Tuesday, August 8, 2017

Good ol' LinkedIn inspiration

I saw this recently on a LinkedIn post, and it was a punch in the gut – how truthful these words are!

1. You don't resign when you resign. Mental resignation happens much before. Physical resignation is the outcome of a complete loss of hope more than anything else.

2. Money motivates, but only to a point. Rarely will an employee leave just for money.

3. Every single job will plateau at some point in time. Create a training plan and a career path for each employee and structure it to the point where the employee knows the dates for his/her next training session, and the outcome of performing well in training.

4. Act in ways that constantly assure employees that their problems are your problems. You own up to their problems, they own up to yours.

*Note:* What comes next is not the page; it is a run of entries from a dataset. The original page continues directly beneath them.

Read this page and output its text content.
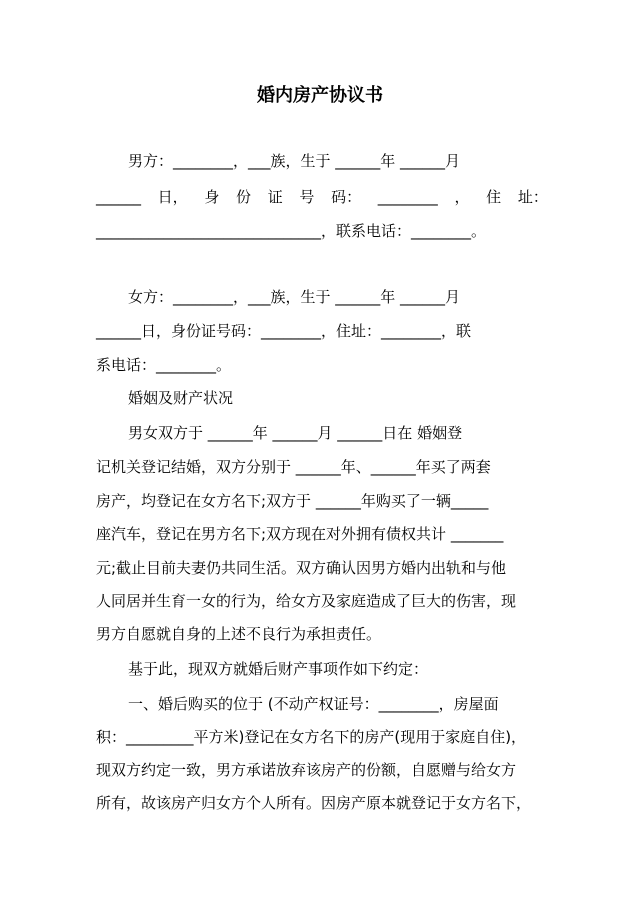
婚内房产协议书
男方：________，___族，生于 ______年 ______月
______ 日， 身 份 证 号 码： ________ ， 住 址：
______________________________，联系电话：________。
女方：________，___族，生于 ______年 ______月
______日，身份证号码：________，住址：________，联
系电话：________。
婚姻及财产状况
男女双方于 ______年 ______月 ______日在 婚姻登
记机关登记结婚，双方分别于 ______年、______年买了两套
房产，均登记在女方名下;双方于 ______年购买了一辆_____
座汽车，登记在男方名下;双方现在对外拥有债权共计 _______
元;截止目前夫妻仍共同生活。双方确认因男方婚内出轨和与他
人同居并生育一女的行为，给女方及家庭造成了巨大的伤害，现
男方自愿就自身的上述不良行为承担责任。
基于此，现双方就婚后财产事项作如下约定：
一、婚后购买的位于 (不动产权证号：________，房屋面
积：_________平方米)登记在女方名下的房产(现用于家庭自住)，
现双方约定一致，男方承诺放弃该房产的份额，自愿赠与给女方
所有，故该房产归女方个人所有。因房产原本就登记于女方名下，
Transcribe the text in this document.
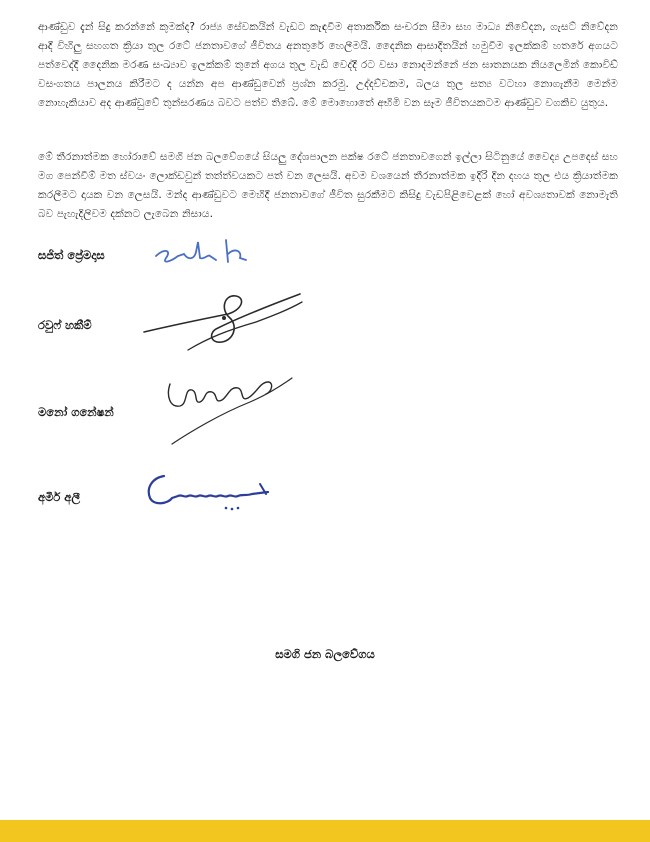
ආණ්ඩුව දැන් සිදු කරන්නේ කුමක්ද? රාජ්‍ය සේවකයින් වැඩට කැඳවීම අතාර්කික සංචරන සීමා සහ මාධ්‍ය නිවේදන, ගැසට් නිවේදන ආදී විහිලු සහගත ක්‍රියා තුල රටේ ජනතාවගේ ජීවිතය අනතුරේ හෙලීමයි. දෛනික ආසාදිතයින් හමුවීම ඉලක්කම් හතරේ අගයට පත්වෙද්දී දෛනික මරණ සංඛ්‍යාව ඉලක්කම් තුනේ අගය තුල වැඩි වෙද්දී රට වසා නොදමන්නේ ජන ඝාතනයක නියලෙමින් කොවිඩ් වසංගතය පාලනය කිරීමට ද යන්න අප ආණ්ඩුවෙන් ප්‍රශ්න කරමු. උද්දච්චකම, බලය තුල සත්‍ය වටහා නොගැනීම මෙන්ම නොහැකියාව අද ආණ්ඩුවේ තුන්සරණය බවට පත්ව තිබේ. මේ මොහොතේ අභිමි වන සෑම ජීවිතයකටම ආණ්ඩුව වගකිව යුතුය.

මේ තීරනාත්මක හෝරාවේ සමගි ජන බලවේගයේ සියලු දේශපාලන පක්ෂ රටේ ජනතාවගෙන් ඉල්ලා සිටිනුයේ වෛද්‍ය උපදෙස් සහ මග පෙන්වීම් මත ස්වයං ලොක්ඩවුන් තත්ත්වයකට පත් වන ලෙසයි. අවම වශයෙන් තීරනාත්මක ඉදිරි දින දහය තුල එය ක්‍රියාත්මක කරලීමට දායක වන ලෙසයි. මන්ද ආණ්ඩුවට මෙහිදී ජනතාවගේ ජීවිත සුරකීමට කිසිදු වැඩපිළිවෙළක් හෝ අවශ්‍යතාවක් නොමැති බව පැහැදිලිවම දක්නට ලැබෙන නිසාය.

සජිත් ප්‍රේමදාස

රවුෆ් හකීම්

මනෝ ගනේෂන්

අමීර් අලී

සමගි ජන බලවේගය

5. Trust is not a word, it is an attitude. Only trust can inspire trust. Your policies should constantly reinforce trust in employees


I’ve “resigned” from a few jobs. Most were retail jobs I worked while in college and/or grad school, and the reasons ranged from a new job to “oh my gosh, I hate everyone, I need to not be in this place right now”. This results in what some employers might see as “job-hopping”. I’ve held multiple jobs, most, if not all, for periods of 1-3 years. Now part of this is when I first graduated with my MLIS in 2010, there were very few FT jobs for someone with two internships, but no other practical library experience. So I did what I could, and I took any job which came my way. This had me working as a Consultant fresh from library school, with a three month job here, or in one such lucky case, a 12-month gig. It saw me working at Borders in the five months before they closed completely, archiving photographs for the Perkins School for the Blind, and building a library from scratch for a photographic center (the lucky 12-month gig). My first “stable” gig was still part-time at an academic library, and had me working a second job as security for an art museum. While perhaps in the rare case, I’ve had to defend myself for being “job-flaky”, these experiences have provided me with a wide range of skills, which have helped to prepare me for full-time librarian life.

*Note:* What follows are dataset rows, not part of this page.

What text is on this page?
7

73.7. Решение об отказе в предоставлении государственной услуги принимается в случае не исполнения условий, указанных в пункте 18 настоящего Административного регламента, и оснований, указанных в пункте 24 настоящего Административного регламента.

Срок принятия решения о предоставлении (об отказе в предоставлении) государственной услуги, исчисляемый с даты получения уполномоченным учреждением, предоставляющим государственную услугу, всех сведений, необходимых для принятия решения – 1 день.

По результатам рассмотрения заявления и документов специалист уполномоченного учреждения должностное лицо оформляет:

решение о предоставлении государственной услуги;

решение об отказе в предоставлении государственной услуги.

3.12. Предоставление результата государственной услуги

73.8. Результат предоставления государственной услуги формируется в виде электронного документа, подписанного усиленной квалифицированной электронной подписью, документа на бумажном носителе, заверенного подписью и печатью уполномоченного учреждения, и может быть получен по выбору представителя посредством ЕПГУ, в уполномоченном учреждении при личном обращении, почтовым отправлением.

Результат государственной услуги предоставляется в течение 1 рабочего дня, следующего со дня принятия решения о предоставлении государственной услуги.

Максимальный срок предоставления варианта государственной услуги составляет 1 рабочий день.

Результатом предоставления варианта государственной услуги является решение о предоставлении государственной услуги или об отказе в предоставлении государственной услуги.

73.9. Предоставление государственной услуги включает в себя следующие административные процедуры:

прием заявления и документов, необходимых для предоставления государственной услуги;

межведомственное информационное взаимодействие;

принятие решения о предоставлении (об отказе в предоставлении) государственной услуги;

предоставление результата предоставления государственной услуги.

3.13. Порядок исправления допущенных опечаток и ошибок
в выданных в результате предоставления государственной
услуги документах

But my first true resignation, the one which really highlighted the five points above, was not a retail job, or a “I got a new job reason”. It was a slow decline into me no longer trusting those who I worked with.

1. I think in some ways, I had mentally resigned a full year before I ultimately left the position. I was still 100% capable of completing the job requirements, but my heart was no longer in it.

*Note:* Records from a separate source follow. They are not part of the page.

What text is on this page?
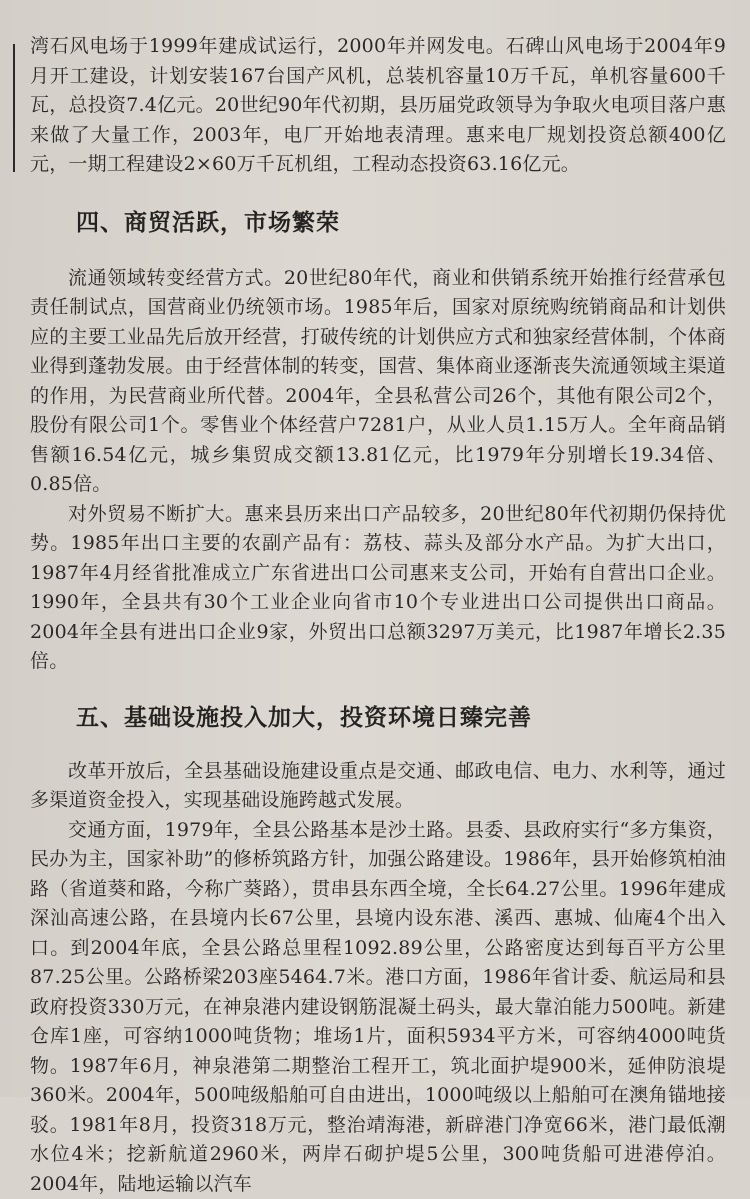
湾石风电场于1999年建成试运行，2000年并网发电。石碑山风电场于2004年9月开工建设，计划安装167台国产风机，总装机容量10万千瓦，单机容量600千瓦，总投资7.4亿元。20世纪90年代初期，县历届党政领导为争取火电项目落户惠来做了大量工作，2003年，电厂开始地表清理。惠来电厂规划投资总额400亿元，一期工程建设2×60万千瓦机组，工程动态投资63.16亿元。

四、商贸活跃，市场繁荣

流通领域转变经营方式。20世纪80年代，商业和供销系统开始推行经营承包责任制试点，国营商业仍统领市场。1985年后，国家对原统购统销商品和计划供应的主要工业品先后放开经营，打破传统的计划供应方式和独家经营体制，个体商业得到蓬勃发展。由于经营体制的转变，国营、集体商业逐渐丧失流通领域主渠道的作用，为民营商业所代替。2004年，全县私营公司26个，其他有限公司2个，股份有限公司1个。零售业个体经营户7281户，从业人员1.15万人。全年商品销售额16.54亿元，城乡集贸成交额13.81亿元，比1979年分别增长19.34倍、0.85倍。

对外贸易不断扩大。惠来县历来出口产品较多，20世纪80年代初期仍保持优势。1985年出口主要的农副产品有：荔枝、蒜头及部分水产品。为扩大出口，1987年4月经省批准成立广东省进出口公司惠来支公司，开始有自营出口企业。1990年，全县共有30个工业企业向省市10个专业进出口公司提供出口商品。2004年全县有进出口企业9家，外贸出口总额3297万美元，比1987年增长2.35倍。

五、基础设施投入加大，投资环境日臻完善

改革开放后，全县基础设施建设重点是交通、邮政电信、电力、水利等，通过多渠道资金投入，实现基础设施跨越式发展。

交通方面，1979年，全县公路基本是沙土路。县委、县政府实行“多方集资，民办为主，国家补助”的修桥筑路方针，加强公路建设。1986年，县开始修筑柏油路（省道葵和路，今称广葵路），贯串县东西全境，全长64.27公里。1996年建成深汕高速公路，在县境内长67公里，县境内设东港、溪西、惠城、仙庵4个出入口。到2004年底，全县公路总里程1092.89公里，公路密度达到每百平方公里87.25公里。公路桥梁203座5464.7米。港口方面，1986年省计委、航运局和县政府投资330万元，在神泉港内建设钢筋混凝土码头，最大靠泊能力500吨。新建仓库1座，可容纳1000吨货物；堆场1片，面积5934平方米，可容纳4000吨货物。1987年6月，神泉港第二期整治工程开工，筑北面护堤900米，延伸防浪堤360米。2004年，500吨级船舶可自由进出，1000吨级以上船舶可在澳角锚地接驳。1981年8月，投资318万元，整治靖海港，新辟港门净宽66米，港门最低潮水位4米；挖新航道2960米，两岸石砌护堤5公里，300吨货船可进港停泊。2004年，陆地运输以汽车
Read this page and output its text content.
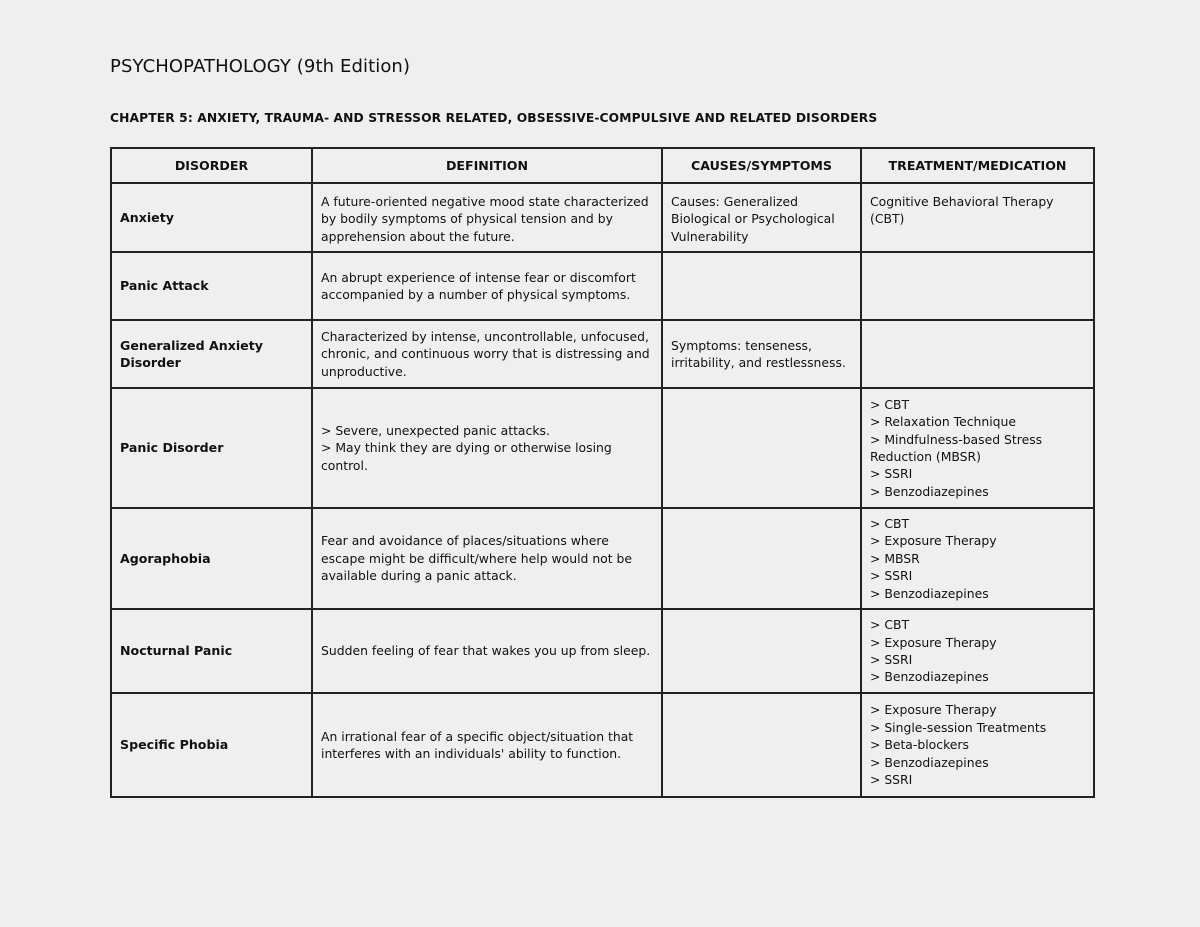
PSYCHOPATHOLOGY (9th Edition)
CHAPTER 5: ANXIETY, TRAUMA- AND STRESSOR RELATED, OBSESSIVE-COMPULSIVE AND RELATED DISORDERS
DISORDER	DEFINITION	CAUSES/SYMPTOMS	TREATMENT/MEDICATION
Anxiety	A future-oriented negative mood state characterized by bodily symptoms of physical tension and by apprehension about the future.	Causes: Generalized Biological or Psychological Vulnerability	Cognitive Behavioral Therapy (CBT)

Panic Attack	An abrupt experience of intense fear or discomfort accompanied by a number of physical symptoms.		

Generalized Anxiety Disorder	Characterized by intense, uncontrollable, unfocused, chronic, and continuous worry that is distressing and unproductive.	Symptoms: tenseness, irritability, and restlessness.	

Panic Disorder	> Severe, unexpected panic attacks.
> May think they are dying or otherwise losing control.		> CBT
> Relaxation Technique
> Mindfulness-based Stress Reduction (MBSR)
> SSRI
> Benzodiazepines

Agoraphobia	Fear and avoidance of places/situations where escape might be difficult/where help would not be available during a panic attack.		> CBT
> Exposure Therapy
> MBSR
> SSRI
> Benzodiazepines

Nocturnal Panic	Sudden feeling of fear that wakes you up from sleep.		> CBT
> Exposure Therapy
> SSRI
> Benzodiazepines

Specific Phobia	An irrational fear of a specific object/situation that interferes with an individuals' ability to function.		> Exposure Therapy
> Single-session Treatments
> Beta-blockers
> Benzodiazepines
> SSRI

2. Boston is one of the most expensive cities in which to live. But I could have been making twice what I was making, and it would not have been enough.

3. I plateaued. I was never in a position to ascend the corporate ladder. I worked the same job for the 3 years and four months I was there. It never changed, it never offered more than what it was.

4/5. These two are connected. Certainly, there were problems with this job, as there are with any job. Some of it had to do with how I was trained. Some of it had to do that the way I approached customer service was different than how I was expected to approach customer service. But what it came down to, in that last year I was there, I no longer trusted my team to be there if I had a problem I alone could not solve. Too many things taken out of context, or not understood (on both sides), and when I needed my team to be there in one particular case, they weren’t.


If I’ve learned anything in my seven years in the workforce (longer, if you’re counting those retail jobs and consulting gigs), it is that trust and communication are two-way streets. I admit I’m not always the best communicator. I have trust issues.

When I was most recently looking for a new job, I took these things into consideration. And I’m working on improving them. On being more open with what I am doing, and trusting those around me to tell me if what I am doing is not helping them. Working with them to change the status quo, so what I am doing does help them.

My job history will likely always have me approaching customer service and reference work differently. I like to think that is a good thing.